30 Reflections

Zachary Volosky

I am not an attractive person. I do not think so at least. I am sure there are people who look worse than I do, but I cannot think of a time when I have looked in the mirror and thought “Zach, you’re a good looking guy.” In fact, I remember a time in the seventh grade when I looked in the mirror and thought just the opposite. I do not say things like this to fish for compliments from others (although that is something that someone who fishes for compliments would say,) but I say this because it is what I think.

Yes, I have low self-esteem. Perhaps it is a radicalization of the humility I was raised to have, just taken to the extreme by some other fault in my personality. Or perhaps it is the fact that I was bullied by a friend I had from the first to the seventh grade, who made my life miserable in order to feel better about the problems he was having at home. It is likely the latter although it really does not matter; the effect remains the same. My self-esteem has never been a personal quality I have been proud of. Maybe it is why I have found an interest in fashion; to dress myself up and look fabulous on the outside so that I could feel fabulous on the inside. That makes the interest sound shallow and superficial which is something that I have also been struggling with. When you dedicate your life to studying a superficial and materialistic industry, you tend to run into some conflicts with your Catholic-raised morality.

I guess I do have good qualities as well. I am remarkably average. I do not mean “average” in the “I’m just an Average Joe doing Average-Joe-things” kind of way. I mean I am five-foot-nine and one-hundred and fifty pounds, the average height and weight of an American man that is eighteen to twenty years old. I am decently strong and fit but I do not look like Ryan Gosling when I take off my shirt no matter how many crunches I do. I have long legs and a short torso which has always given me luck when running. I also cannot hear out of my left ear. This is something that I act like bothers me less than it really does. Having people run to my left side upon learning this and saying ridiculous things followed by “Did you hear that?” does get frustrating after the first fifty or so times. It’s something that I have learned to deal with since the fifth grade and I believe that I have dealt with it quite well. Unfortunately, when I am in large groups at parties or any other place with significant background noise and a conversation is happening around me that I cannot participate in because I cannot hear, I happen to feel quite alone. It is an odd feeling but one that is able to be dealt with. Apart from my body, there are aspects about my personality I do rather like.

I try to be really nice to people, especially females. No, that is not just a ruse to try to get them to like me and sleep with me or something, as some people think. It is because I refuse to let chivalry die. I like to fantasize that I am one of those cute, short, bald monks that don’t say much and live like hermits and I would just travel the country and tell women that they were pretty.

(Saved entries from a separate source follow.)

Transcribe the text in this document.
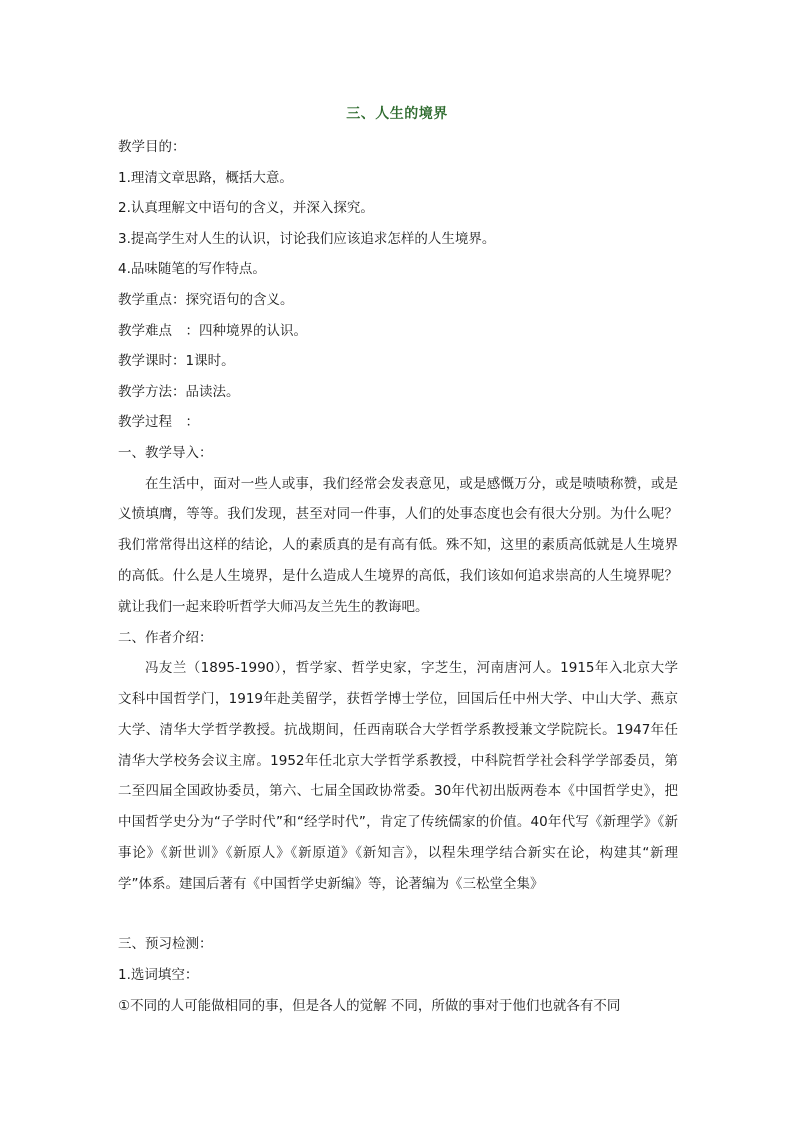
三、人生的境界

教学目的：

1.理清文章思路，概括大意。

2.认真理解文中语句的含义，并深入探究。

3.提高学生对人生的认识，讨论我们应该追求怎样的人生境界。

4.品味随笔的写作特点。

教学重点：探究语句的含义。

教学难点　：四种境界的认识。

教学课时：1课时。

教学方法：品读法。

教学过程　：

一、教学导入：

在生活中，面对一些人或事，我们经常会发表意见，或是感慨万分，或是啧啧称赞，或是义愤填膺，等等。我们发现，甚至对同一件事，人们的处事态度也会有很大分别。为什么呢？我们常常得出这样的结论，人的素质真的是有高有低。殊不知，这里的素质高低就是人生境界的高低。什么是人生境界，是什么造成人生境界的高低，我们该如何追求崇高的人生境界呢？就让我们一起来聆听哲学大师冯友兰先生的教诲吧。

二、作者介绍：

冯友兰（1895-1990），哲学家、哲学史家，字芝生，河南唐河人。1915年入北京大学文科中国哲学门，1919年赴美留学，获哲学博士学位，回国后任中州大学、中山大学、燕京大学、清华大学哲学教授。抗战期间，任西南联合大学哲学系教授兼文学院院长。1947年任清华大学校务会议主席。1952年任北京大学哲学系教授，中科院哲学社会科学学部委员，第二至四届全国政协委员，第六、七届全国政协常委。30年代初出版两卷本《中国哲学史》，把中国哲学史分为“子学时代”和“经学时代”，肯定了传统儒家的价值。40年代写《新理学》《新事论》《新世训》《新原人》《新原道》《新知言》，以程朱理学结合新实在论，构建其“新理学”体系。建国后著有《中国哲学史新编》等，论著编为《三松堂全集》

三、预习检测：

1.选词填空：

①不同的人可能做相同的事，但是各人的觉解 不同，所做的事对于他们也就各有不同
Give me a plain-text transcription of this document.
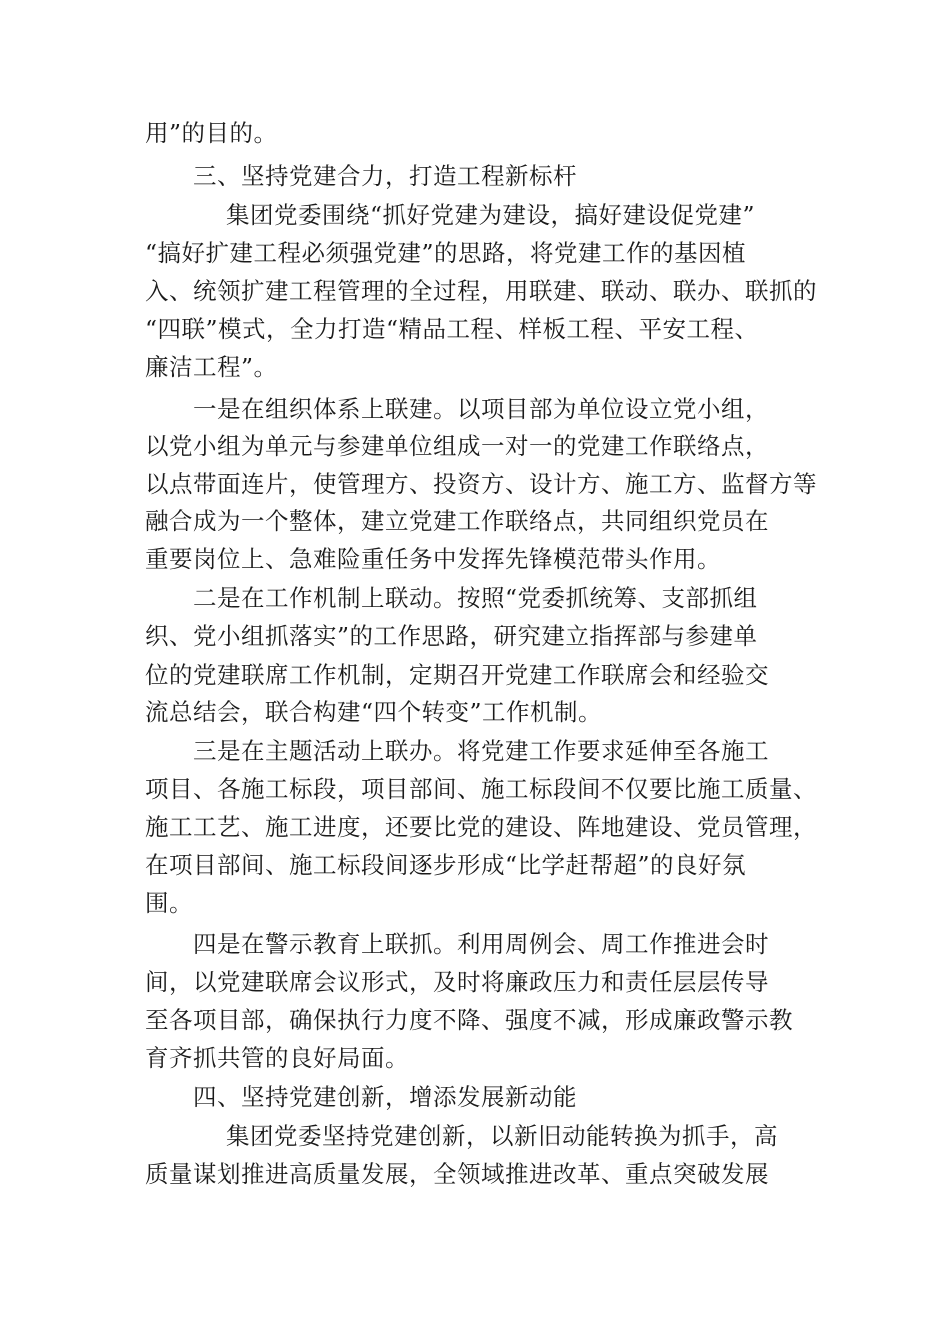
用”的目的。
三、坚持党建合力，打造工程新标杆
集团党委围绕“抓好党建为建设，搞好建设促党建”
“搞好扩建工程必须强党建”的思路，将党建工作的基因植
入、统领扩建工程管理的全过程，用联建、联动、联办、联抓的
“四联”模式，全力打造“精品工程、样板工程、平安工程、
廉洁工程”。
一是在组织体系上联建。以项目部为单位设立党小组，
以党小组为单元与参建单位组成一对一的党建工作联络点，
以点带面连片，使管理方、投资方、设计方、施工方、监督方等
融合成为一个整体，建立党建工作联络点，共同组织党员在
重要岗位上、急难险重任务中发挥先锋模范带头作用。
二是在工作机制上联动。按照“党委抓统筹、支部抓组
织、党小组抓落实”的工作思路，研究建立指挥部与参建单
位的党建联席工作机制，定期召开党建工作联席会和经验交
流总结会，联合构建“四个转变”工作机制。
三是在主题活动上联办。将党建工作要求延伸至各施工
项目、各施工标段，项目部间、施工标段间不仅要比施工质量、
施工工艺、施工进度，还要比党的建设、阵地建设、党员管理，
在项目部间、施工标段间逐步形成“比学赶帮超”的良好氛
围。
四是在警示教育上联抓。利用周例会、周工作推进会时
间，以党建联席会议形式，及时将廉政压力和责任层层传导
至各项目部，确保执行力度不降、强度不减，形成廉政警示教
育齐抓共管的良好局面。
四、坚持党建创新，增添发展新动能
集团党委坚持党建创新，以新旧动能转换为抓手，高
质量谋划推进高质量发展，全领域推进改革、重点突破发展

I feel like some women deserve to be told that because they do not hear it enough.

I also have this overwhelming urge to help people. I remember on the first date I went on with my current girlfriend, a waiter at the restaurant we were at dropped a tray of plates and they shattered at his feet. I got down to help him pick the pieces although I did end up cutting myself on one of the pieces. I just could not see not helping him. This sounds like a good quality but it does usually end up with me getting hurt in some way. I do not mind though. Someone has to do the things that others might not want to do, even if it does mean hurting themselves. It might as well be me getting hurt.

Discussion Questions

  • Why would somebody want to read this piece (the “Who cares?” factor)?
  • Can you clearly identify the author’s intention for the piece?
  • How well does the author support the intention of the piece? Cite specific details that support or take away from the author’s intention.
  • Is there information missing from this piece that would make its intention clearer? What else would you like to know?
  • Does the author portray herself as a round character? How does she do this?
  • Do you trust the author of this piece? Why or why not?
  • How clearly does the author establish a sense of setting/space in this piece? Cite specific details that support your claim.
  • How clearly does the author establish characters other than the self in this piece? Cite specific details that support your claim.
  • Did you learn anything new from reading this piece? If so, what?
  • Are there particular passages with engaging language/description that stood out to you? Describe the appeal of these passages.